La carne chamuscada del gigante se fue desprendiendo del característico color negro de las quemaduras. Los ojos, que la gente pudo ver reventar en el interior de sus cuencas, se restauraban poco a poco. Las venas y músculos del cuerpo se arremolinaban entorno a él, adhiriéndose de nuevo al gigante. Las cenizas volvían a convertirse en una piel blanca como la leche, y ésta volvía a envolver el cuerpo de Gádian. El cabello, que había desaparecido por completo, volvió poco a poco a salir de su cuero cabelludo. En cuanto sus párpados se hubieron reconstruido, el gigante abrió sus ojos grises, mirando de nuevo a la multitud.
— Soy vuestro líder, no ellos — dijo lo suficientemente alto como para ser escuchado antes de volver a lo alto de la puerta de un solo salto — Hazlo chico.
Kurt obedeció sin mediar palabra, aunque con gesto incómodo. Abrió fuego contra los tres rehenes. Un disparo para cada uno, que los hizo caer inertes contra el suelo ante la gente horrorizada que fue testigo.
— Ellos se creían que estaban por encima de vosotros… Mala idea. Sólo un Dios está por encima de un humano… ¡Yo soy vuestro Dios!

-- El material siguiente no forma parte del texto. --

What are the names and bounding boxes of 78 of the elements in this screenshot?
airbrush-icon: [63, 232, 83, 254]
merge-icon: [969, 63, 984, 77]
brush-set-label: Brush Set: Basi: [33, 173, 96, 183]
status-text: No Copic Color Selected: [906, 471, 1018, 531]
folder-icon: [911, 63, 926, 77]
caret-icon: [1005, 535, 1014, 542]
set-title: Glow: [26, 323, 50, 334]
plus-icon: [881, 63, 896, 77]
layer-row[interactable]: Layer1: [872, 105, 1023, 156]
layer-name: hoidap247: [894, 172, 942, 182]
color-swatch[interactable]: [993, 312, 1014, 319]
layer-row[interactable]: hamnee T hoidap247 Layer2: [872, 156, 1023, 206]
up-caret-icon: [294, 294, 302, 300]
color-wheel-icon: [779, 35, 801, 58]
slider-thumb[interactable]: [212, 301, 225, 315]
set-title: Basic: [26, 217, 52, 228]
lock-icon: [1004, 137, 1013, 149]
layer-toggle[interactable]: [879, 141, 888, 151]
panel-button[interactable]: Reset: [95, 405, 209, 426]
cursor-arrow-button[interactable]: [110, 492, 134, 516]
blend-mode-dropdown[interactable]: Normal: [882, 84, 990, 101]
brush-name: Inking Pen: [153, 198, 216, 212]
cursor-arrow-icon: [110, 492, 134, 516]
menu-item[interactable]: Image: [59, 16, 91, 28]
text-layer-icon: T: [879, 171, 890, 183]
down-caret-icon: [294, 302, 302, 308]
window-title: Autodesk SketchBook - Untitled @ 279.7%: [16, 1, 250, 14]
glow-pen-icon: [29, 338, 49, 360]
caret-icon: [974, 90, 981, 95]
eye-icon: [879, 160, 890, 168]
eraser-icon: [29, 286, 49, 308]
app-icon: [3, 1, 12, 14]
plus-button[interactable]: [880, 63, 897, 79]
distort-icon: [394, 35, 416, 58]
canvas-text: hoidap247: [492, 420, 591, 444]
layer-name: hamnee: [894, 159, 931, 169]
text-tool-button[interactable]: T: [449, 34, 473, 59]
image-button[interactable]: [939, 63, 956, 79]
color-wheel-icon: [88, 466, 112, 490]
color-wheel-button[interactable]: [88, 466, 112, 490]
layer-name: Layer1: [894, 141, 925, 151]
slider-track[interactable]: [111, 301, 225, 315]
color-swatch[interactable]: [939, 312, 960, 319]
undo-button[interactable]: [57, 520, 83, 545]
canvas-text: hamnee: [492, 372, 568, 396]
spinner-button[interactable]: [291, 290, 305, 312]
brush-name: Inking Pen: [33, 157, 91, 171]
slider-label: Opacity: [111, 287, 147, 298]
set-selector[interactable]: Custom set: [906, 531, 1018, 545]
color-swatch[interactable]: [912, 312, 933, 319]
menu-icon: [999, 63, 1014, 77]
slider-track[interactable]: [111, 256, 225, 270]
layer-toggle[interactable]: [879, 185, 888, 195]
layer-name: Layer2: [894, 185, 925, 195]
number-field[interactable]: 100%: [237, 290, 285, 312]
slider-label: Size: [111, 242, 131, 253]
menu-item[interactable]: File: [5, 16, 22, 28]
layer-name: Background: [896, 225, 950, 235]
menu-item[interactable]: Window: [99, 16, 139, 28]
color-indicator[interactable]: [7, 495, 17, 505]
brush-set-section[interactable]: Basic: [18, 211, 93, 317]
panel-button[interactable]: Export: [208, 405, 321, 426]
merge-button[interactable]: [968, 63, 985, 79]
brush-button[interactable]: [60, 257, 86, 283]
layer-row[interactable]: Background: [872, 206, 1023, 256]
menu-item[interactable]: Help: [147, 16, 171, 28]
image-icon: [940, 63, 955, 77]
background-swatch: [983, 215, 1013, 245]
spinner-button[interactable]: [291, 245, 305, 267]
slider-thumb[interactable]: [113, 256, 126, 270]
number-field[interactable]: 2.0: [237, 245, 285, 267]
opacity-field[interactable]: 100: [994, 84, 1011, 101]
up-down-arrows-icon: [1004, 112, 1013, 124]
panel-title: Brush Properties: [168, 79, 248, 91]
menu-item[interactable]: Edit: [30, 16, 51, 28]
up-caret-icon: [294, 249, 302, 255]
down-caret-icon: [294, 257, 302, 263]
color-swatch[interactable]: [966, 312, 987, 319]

Y vosotros seréis mis hijos. — dijo el gigante desde lo alto del monumento, con la misma apariencia que tenía antes de haber sido prendido fuego, aunque desprovisto de ropa.
Entonces una intensa luz blanca brilló desde lo alto del hotel Adlon, situado en la misma plaza frente al monumento donde se encontraba Gádian. Una mujer apareció en el centro de la luz, acompañada de un zorro sobre su hombro. A continuación una segunda luz cegadora hizo aparecer a Claire a su lado, mirando fijamente a Gádian a los ojos, no por primera vez.
— Lo has hecho muy bien Kurt — dijo Gádian — Vete.
Antes de que pudiera obedecer la orden, una ráfaga de disparos impactaron contra el joven, procedentes de las ventanas de los edificios colindantes. Resultaba evidente que podía haber francotiradores observándolo todo desde sus puestos, pero por alguna razón, para no errar el tiro y matar a los rehenes, no habían actuado hasta entonces. Kurt pudo sentir los proyectiles en su interior, quemaban como si estuvieran al rojo vivo. Una segunda ráfaga fue lo que terminó por abatirle. El chico, que era plenamente consciente de lo que había hecho, dirigió sus últimos pensamientos hacia su hermano Viktor, y hacia el Pacto que le puso junto a Gádian, el cual ya estaba cumplido.